In the second of his Tipping's Tipples reports from southern Germany, MIKE TIPPING visits Wurttemberg, famed for its reds.
THE Wurttembergische Weingartner-Zentralgenossenschaft (WSG) in Moglingen has a very long name that is hard to pronounce. It also produces 35 million bottles of wine a year. All the wine-growing co-operatives and wineries in the Wurttemberg area, 73 in total, are members of the WZG. The WZG pays five cents per bottle on return, they can be cleaned and reused ten to 12 times on average.
A tour of the bottling and wine-producing areas at the WZG did nothing for the romance I associate with wine. Giant stainless steel towers used for fermentation stretched to the top of the WZG roof and my ears resonated with the harmonics of the bottling plant. I was glad to reach a large conference room, where wine producers had set up stall.
There was an array of wines to sample. I decided to stick to the local red, lemberger. My favourite was Marbacher Neckarhalde Lemberger trocken barrique 2000. This was nice and chewy with a delicious toasted oak finish. I picked up cherry, violet, almond and paprika flavours. It's hard to describe lemberger but it's not dissimilar to a merlot. If I could find it on the UK supermarket shelves, I'd snap it up.
I also tried trollinger, which is almost like a ros. It's light and chillable, which is great for summer nights. The Swabians in their sunny clime, appreciate these values. The example I tried was semi-dry with great smoothness and strawberry notes.
We had lunch at the WZG. The main course was a beef steak, which the Swabians like fairly well done. It was accompanied by large amounts of noodle-like, well, noodles, and I drank a lemberger.
In no time at all, we had arrived in the cellars of Schlosskelleri in Ohringen. A huge, decorative oak barrel greets visitors descending the steep stone steps into the cellar. This barrel, from 1702 and no longer in use for wine production, has become a visitor attraction.

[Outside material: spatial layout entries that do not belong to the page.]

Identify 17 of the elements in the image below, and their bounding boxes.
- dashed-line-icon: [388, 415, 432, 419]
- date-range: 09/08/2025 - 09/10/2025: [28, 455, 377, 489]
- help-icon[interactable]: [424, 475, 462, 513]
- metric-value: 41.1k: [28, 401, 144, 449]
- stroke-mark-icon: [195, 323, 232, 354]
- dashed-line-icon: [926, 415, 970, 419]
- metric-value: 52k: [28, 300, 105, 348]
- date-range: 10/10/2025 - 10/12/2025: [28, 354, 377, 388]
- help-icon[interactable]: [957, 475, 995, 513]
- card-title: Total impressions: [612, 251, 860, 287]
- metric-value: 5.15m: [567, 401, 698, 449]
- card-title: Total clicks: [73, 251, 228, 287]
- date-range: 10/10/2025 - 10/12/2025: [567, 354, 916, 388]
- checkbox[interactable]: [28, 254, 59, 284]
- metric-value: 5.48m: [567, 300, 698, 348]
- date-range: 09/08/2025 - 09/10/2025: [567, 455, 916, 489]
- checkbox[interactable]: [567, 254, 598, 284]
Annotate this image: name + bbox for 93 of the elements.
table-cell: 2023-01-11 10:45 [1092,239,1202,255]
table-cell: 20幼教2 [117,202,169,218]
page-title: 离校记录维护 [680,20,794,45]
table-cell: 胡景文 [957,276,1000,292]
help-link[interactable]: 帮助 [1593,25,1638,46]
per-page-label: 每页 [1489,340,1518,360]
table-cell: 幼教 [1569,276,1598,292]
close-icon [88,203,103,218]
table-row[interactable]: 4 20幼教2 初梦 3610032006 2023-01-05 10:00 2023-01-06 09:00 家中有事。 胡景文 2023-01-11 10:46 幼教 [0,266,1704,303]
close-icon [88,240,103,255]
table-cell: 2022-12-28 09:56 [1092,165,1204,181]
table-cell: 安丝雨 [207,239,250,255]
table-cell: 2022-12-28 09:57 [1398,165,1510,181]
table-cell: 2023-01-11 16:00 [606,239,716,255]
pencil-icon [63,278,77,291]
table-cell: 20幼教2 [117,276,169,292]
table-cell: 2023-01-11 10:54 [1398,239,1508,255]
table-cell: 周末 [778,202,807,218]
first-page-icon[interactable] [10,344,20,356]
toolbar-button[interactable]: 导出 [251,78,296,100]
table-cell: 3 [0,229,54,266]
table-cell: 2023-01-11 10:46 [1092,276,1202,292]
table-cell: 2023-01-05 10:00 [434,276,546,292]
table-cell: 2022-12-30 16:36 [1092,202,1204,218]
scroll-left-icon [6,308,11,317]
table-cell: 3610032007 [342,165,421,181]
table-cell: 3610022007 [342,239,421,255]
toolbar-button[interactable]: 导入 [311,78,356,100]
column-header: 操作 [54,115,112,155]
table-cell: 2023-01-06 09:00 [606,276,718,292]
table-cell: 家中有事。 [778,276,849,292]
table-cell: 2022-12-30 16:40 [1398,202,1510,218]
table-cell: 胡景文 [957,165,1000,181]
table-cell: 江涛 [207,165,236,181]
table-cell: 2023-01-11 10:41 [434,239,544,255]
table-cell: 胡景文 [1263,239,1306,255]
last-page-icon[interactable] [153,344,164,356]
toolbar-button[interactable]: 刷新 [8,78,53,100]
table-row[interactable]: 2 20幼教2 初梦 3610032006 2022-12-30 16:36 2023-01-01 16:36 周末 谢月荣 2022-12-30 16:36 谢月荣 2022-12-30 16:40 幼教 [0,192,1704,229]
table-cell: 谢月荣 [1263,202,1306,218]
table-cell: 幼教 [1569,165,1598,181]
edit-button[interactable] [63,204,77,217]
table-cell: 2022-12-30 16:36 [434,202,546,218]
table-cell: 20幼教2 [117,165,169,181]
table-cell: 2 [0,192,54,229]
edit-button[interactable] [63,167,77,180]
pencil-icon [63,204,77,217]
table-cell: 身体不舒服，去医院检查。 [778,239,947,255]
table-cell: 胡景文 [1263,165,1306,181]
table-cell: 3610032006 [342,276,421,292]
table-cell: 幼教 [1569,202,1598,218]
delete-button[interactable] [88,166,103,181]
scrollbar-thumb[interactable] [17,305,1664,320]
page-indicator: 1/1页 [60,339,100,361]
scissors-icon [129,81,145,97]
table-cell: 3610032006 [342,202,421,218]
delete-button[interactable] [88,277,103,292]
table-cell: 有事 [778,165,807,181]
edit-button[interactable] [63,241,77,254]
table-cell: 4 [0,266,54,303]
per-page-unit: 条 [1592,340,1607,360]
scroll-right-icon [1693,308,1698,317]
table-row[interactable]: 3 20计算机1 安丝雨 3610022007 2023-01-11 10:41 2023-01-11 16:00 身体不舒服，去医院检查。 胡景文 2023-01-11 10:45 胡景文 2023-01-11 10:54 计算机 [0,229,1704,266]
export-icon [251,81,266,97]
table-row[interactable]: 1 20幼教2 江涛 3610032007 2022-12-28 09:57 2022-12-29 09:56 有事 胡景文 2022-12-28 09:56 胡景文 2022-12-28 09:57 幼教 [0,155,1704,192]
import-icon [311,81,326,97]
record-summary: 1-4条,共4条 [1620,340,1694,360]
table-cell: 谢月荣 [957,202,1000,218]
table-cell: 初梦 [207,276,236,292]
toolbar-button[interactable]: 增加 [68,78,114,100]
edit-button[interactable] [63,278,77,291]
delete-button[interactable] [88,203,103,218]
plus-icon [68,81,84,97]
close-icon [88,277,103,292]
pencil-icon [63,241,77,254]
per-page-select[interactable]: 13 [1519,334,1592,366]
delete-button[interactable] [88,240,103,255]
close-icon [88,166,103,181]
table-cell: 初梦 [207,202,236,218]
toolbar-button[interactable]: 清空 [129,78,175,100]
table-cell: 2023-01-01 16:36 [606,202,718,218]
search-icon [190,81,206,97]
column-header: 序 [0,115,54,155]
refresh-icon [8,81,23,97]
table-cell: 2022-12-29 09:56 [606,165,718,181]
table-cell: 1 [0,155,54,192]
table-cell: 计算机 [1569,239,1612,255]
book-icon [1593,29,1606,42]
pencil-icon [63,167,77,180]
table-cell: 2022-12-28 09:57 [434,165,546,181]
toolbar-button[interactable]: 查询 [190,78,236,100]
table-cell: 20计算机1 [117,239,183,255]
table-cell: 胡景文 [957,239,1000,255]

The rear of the barrel is open, revealing a bench and table from which non-claustrophobics can sample wine. I headed upstairs to the castle proper, where four local wine producers provided samples.
Michael Graf Adelmann was every bit the German count. Tall and proud, he was sporting a cravat.
"In five years time it will be at least two glasses better," the count said in reference to one of his fine Graf Adelmann Lemberger offerings.
It was thanks to the count's wine and numerous samplings of young wines previously, that, by this stage, this writer's gums were beginning to recede. All that exposed dentine was giving me much graf, sorry grief. The lengths I go to, to bring you this column every week. It's a tough life.
Picking up the Tipping's Tipples vote at the sampling was a wonderful cuvee of cabernet sauvignon, cabernet dorio and lemberger. The 1999 Jodokus Rotwein Trocken Hades QbA barrique, from the Drautz-Able winery, had a nose-and-a-half full of rich fruitcake; this divine liquid had cherry and plum flavours. One to sit back and enjoy I think but at £25 (if it were available in the UK), you better make sure you do enjoy it.
Also needing of a mention are the wines of the young and very lofty Frank Rominger. His German grape variety wines owe a lot in their production to the New World. Australia to be precise, where Frank, in part, learned his trade. Not yet but perhaps in a few years, Frank's Homo-Sapiens wine label will be common in the UK.
I was in my element in Wurttemberg, where they take their whites seriously but red is king. In this country we associate quality German wine only with riesling. But some German reds, particularly those of Swabian origin, could give any French, Spanish or Italian red a run for their euro.
After a lengthy stay at the castle in Ohringen, it was more travelling. This time to a hotel in Franken and all things Bavarian.
But that's next weeks Tipping's Tipples.
Wurttemberg fact file:
Location: Wurttemberg lies between the Swabian Jura and the Tauber River Valley. Stuttgart is the region's major city.
Main wine varieties: the reds - trollinger, spatburgunder (pinot noir), schwarzriesling (pinot meunier), lemberger; and the whites - riesling, kerner and Muller-Thurgau.
Wine fact: Swabians, the good folk who live in Wurttemberg, consume almost twice the national average of wine per head.
Quote of the day: Something in German, I suspect unrepeatable, that our coach driver muttered after being asked to perform a third U-turn.